Nella specie la notificazione del decreto di citazione per il giudizio di appello, eseguita il 16 ottobre 2006 presso il difensore di fiducia dell'imputato, avv. F.A., nonostante la difformità dal modello legale, non ha provocato lesioni del diritto di conoscenza e di intervento, del resto nemmeno dedotte dell'imputato, per cui deve ritenersi tardiva la relativa eccezione di nullità, che ben poteva e doveva essere proposta nel giudizio di appello.
L'eccezione proposta col primo motivo di ricorso è perciò infondata.
Parimenti infondati sono il secondo e il terzo motivo d'impugnazione.
Infatti, nella sentenza impugnata la deposizione di F.G., unica testimone oculare, è stata sottoposta a verifica di attendibilità, risultata positiva in quanto essenzialmente confermata dallo stesso imputato, il quale non ha negato di aver provocato la rottura del vaso posto al confine delle due proprietà, limitandosi ad affermare di non averlo fatto volontariamente, ma per disattenzione, dopo averlo urtato nel corso della manovra con la propria autovettura.
La ritenuta attendibilità della teste in relazione alla versione dell'imputato risulta pienamente giustificata se si considera che, secondo l'interpretazione autentica dettata nell'art. 392 c. 2 c.p., per integrare la fattispecie oggettiva del reato di esercizio arbitrario delle proprie ragioni con violenza sulle cose è sufficiente anche il solo mutamento della destinazione o della utilizzazione della cosa, indipendentemente dalla sua fisica alterazione e dal verificarsi di danni materiali (v. da ult., Cass., Sez. 6, 17 dicembre 2008 n. 6187, ric.
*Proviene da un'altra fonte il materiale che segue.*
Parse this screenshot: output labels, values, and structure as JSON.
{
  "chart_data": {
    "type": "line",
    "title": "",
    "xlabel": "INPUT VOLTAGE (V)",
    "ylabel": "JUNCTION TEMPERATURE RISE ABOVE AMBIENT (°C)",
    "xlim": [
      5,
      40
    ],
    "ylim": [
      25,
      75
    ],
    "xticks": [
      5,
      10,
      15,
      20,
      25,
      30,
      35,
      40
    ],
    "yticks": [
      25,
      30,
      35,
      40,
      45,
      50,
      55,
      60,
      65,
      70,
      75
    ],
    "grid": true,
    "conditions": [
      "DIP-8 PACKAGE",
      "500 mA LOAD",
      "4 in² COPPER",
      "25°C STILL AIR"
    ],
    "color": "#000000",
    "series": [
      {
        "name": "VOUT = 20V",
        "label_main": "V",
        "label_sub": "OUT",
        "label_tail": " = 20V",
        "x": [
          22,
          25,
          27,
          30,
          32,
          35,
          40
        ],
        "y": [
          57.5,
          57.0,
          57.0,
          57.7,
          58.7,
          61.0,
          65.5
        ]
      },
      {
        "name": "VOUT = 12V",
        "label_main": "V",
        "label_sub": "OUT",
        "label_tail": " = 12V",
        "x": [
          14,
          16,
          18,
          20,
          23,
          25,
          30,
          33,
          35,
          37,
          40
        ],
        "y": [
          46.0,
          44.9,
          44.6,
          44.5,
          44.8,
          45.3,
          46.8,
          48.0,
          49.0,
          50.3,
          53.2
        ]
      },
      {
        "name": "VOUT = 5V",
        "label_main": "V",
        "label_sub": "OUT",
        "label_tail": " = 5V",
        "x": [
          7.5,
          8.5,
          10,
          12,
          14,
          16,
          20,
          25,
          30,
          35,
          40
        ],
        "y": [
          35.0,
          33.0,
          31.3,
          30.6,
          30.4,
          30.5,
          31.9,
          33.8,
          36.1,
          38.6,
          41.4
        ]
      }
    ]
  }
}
Perucci e altro).
E pertanto, il reato predetto si commette anche solo rimuovendo i vasi posti al confine fra due proprietà in funzione di recinzione, perché anche lo spostamento di essi ne modifica la destinazione, senza che occorra che i vasi stessi vengano infranti.
Di conseguenza i vizi di motivazione dedotti con i motivi di ricorso in esame non possono ritenersi fondati.
Il ricorso dev'essere perciò rigettato.
Segue per legge la condanna del ricorrente al pagamento delle spese processuali.
P.Q.M.
La Corte rigetta il ricorso e condanna il ricorrente al pagamento delle spese processuali.